A package that stores otolith processing utilities.
stores several otolith-specific image processing functions that can be used by higher-level algorithms.
- draw_samples_2
- Used to draw rectangles at predetermined locations in an image, based on x, y, and rotation coordinates. Useful for visualizing sample selections.
- draw_samples_3
- Similar functionality to draw_samples_2, but a more efficient implementation. Used to draw rectangles at predetermined locations in an image, based on x, y, and rotation coordinates. Useful for visualizing sample selections.
- extract_samples_2
- Extracts samples from an image given coordinates and rotation. Assumes that the whole image is rotated before applying the coordinates.
- extract_samples_3
- Extracts samples from an image given coordinates and rotation. Assumes that the coordinates are applied, then the sample is extracted, then rotated and cropped to the final size.
- fcn_mark_im_ind
- Computes the mark index and image index (starting from 0) based on the raw image index and the number of images per mark. For example, If the raw image index is 5 and their are two images per mark, then the function would return mark index 2 and image index 1.
- high_low
- computes upper, lower, left and right indexes to use in extracting a sub-array, given the center coordinates and target width and height. Accounts for cases where the target sample is reduced in size due to overlapping the boundary of the original array.
- cross_validation
- This function implements ten-fold cross validation on a data set. It is rarely used now because it is not designed for work with AWS, but can reduce the overhead in implementing cross-validation tests.
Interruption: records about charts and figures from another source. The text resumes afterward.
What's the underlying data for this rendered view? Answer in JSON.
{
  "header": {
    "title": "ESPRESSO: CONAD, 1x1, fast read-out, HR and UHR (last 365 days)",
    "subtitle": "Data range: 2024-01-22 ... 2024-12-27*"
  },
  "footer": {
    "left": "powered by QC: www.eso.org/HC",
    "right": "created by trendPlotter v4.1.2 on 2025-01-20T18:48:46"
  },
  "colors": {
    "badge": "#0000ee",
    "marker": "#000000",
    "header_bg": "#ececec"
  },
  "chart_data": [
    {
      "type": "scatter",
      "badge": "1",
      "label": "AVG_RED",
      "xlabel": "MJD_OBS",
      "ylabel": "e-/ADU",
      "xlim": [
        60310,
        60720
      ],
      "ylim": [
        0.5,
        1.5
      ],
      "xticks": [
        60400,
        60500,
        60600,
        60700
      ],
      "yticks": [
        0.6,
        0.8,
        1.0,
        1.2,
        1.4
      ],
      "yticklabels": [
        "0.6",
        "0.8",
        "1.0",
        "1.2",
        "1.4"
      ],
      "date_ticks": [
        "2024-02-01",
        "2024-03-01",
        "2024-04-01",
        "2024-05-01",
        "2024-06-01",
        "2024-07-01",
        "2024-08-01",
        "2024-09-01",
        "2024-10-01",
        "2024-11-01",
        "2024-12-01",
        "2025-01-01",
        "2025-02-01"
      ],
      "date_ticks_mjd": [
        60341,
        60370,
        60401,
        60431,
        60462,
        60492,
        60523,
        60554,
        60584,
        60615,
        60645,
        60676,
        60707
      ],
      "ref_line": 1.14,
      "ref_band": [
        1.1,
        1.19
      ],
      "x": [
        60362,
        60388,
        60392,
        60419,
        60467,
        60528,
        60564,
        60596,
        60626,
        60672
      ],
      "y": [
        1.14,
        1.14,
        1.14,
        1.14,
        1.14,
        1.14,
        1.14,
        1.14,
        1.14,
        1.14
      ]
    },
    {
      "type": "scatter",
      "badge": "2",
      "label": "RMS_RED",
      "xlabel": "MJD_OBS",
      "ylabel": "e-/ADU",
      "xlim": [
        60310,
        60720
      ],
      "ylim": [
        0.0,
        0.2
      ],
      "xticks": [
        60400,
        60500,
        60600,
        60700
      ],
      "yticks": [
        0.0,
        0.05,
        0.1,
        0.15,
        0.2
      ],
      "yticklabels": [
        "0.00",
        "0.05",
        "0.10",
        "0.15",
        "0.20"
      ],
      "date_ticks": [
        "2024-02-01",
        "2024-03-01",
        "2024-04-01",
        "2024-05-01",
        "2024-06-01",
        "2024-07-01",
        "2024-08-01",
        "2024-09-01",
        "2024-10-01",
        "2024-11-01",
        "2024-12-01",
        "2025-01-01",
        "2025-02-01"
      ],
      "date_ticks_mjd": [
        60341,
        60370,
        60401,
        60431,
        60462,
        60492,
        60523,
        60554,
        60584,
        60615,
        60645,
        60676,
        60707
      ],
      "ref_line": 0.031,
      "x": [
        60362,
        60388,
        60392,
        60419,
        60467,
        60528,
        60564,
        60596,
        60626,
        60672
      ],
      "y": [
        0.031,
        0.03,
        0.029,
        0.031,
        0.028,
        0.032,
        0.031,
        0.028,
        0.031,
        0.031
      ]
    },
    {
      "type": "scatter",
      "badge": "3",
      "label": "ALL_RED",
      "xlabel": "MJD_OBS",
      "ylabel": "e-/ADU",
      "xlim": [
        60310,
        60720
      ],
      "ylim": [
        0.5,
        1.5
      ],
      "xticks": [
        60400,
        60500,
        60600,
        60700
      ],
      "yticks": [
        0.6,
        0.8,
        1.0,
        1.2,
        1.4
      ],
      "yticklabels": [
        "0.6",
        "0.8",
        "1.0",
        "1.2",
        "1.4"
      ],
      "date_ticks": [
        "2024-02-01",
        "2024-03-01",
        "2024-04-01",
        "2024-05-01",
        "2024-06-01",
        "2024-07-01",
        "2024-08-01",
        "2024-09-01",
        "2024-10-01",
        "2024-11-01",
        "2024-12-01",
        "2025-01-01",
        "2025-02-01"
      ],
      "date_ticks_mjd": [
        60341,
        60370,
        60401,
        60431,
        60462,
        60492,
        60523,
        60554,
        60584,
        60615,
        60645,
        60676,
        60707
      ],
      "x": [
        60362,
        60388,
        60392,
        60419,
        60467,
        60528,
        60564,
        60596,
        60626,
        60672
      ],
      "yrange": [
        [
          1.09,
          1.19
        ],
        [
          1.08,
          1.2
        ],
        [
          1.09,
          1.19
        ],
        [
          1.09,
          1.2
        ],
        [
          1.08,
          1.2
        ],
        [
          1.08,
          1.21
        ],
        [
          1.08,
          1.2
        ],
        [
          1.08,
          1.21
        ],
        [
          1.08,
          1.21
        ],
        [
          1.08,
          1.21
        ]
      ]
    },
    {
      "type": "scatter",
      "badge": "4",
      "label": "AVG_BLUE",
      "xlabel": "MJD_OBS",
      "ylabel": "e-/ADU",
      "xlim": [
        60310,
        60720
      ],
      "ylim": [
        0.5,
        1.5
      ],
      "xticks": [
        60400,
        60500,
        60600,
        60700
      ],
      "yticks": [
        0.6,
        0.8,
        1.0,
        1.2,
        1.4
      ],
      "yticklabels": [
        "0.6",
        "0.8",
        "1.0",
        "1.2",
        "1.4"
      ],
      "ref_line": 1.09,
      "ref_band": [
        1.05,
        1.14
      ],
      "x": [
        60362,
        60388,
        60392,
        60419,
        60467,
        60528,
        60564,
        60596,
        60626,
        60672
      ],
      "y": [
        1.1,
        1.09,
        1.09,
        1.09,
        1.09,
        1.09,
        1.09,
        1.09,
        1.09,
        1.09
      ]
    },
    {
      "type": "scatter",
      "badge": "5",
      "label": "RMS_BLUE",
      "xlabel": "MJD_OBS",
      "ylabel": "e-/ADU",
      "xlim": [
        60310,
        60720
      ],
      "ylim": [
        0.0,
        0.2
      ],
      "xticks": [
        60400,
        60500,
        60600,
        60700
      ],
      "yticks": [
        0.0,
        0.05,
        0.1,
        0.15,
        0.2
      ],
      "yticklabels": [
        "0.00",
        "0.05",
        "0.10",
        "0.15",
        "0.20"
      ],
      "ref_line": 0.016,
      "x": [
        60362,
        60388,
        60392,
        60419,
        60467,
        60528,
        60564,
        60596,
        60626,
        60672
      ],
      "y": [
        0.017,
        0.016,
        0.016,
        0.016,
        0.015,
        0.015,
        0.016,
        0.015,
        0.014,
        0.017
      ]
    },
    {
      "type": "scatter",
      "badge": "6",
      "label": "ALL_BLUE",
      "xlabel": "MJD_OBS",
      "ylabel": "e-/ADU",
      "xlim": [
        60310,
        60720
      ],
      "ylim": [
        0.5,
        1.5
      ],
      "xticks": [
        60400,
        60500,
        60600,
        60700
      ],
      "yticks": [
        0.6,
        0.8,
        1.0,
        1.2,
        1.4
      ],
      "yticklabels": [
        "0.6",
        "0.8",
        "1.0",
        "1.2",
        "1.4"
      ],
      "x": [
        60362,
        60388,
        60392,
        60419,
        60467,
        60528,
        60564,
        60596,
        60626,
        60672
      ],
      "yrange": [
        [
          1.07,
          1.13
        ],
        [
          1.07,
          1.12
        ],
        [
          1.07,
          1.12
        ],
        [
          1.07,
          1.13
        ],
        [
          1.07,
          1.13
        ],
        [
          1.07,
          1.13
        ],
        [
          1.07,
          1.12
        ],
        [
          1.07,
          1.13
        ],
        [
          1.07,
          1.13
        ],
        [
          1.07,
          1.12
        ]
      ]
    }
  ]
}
defines two functions that implement a fast fourrier transform algorithm and use it to interpret otolith image samples.
- fft_score
- compresses an input 2D sample to a 1D array, computes a second derivative of the 1D array, calculates the FFT of the result and returns the sum of the f_fft over the range of frequencies specified by the user (defaults to 9:12)
- fft_finder
- Iterates across an image and returns the indexes in the image with the highest fft score (as calculated by the fft_score function)
Directory containing samples extracted from the five original image classes (3,5H10, 1,6H, None, 4n,2n,2H, 6,2H).
A jupyter notebook that can be used to efficiently extract marked samples from otolith images.
A directory of modules for creating and using classification neural networks.
A script used to generate a training array. The script process samples from SampleDatabase to create to generate synthetic samples, process them into 151 element vectors, and store all of them in a single array.
A script that iterates through models generated for cross validation and calculates the accuracy of classifications for each fold.
A script used to train a selection and classification network for cross validation.
All models and results documented in the publication "Determining salmon provenance with automated otolith reading" were generated using the scripts in the otolreader/PublicationFiles directory.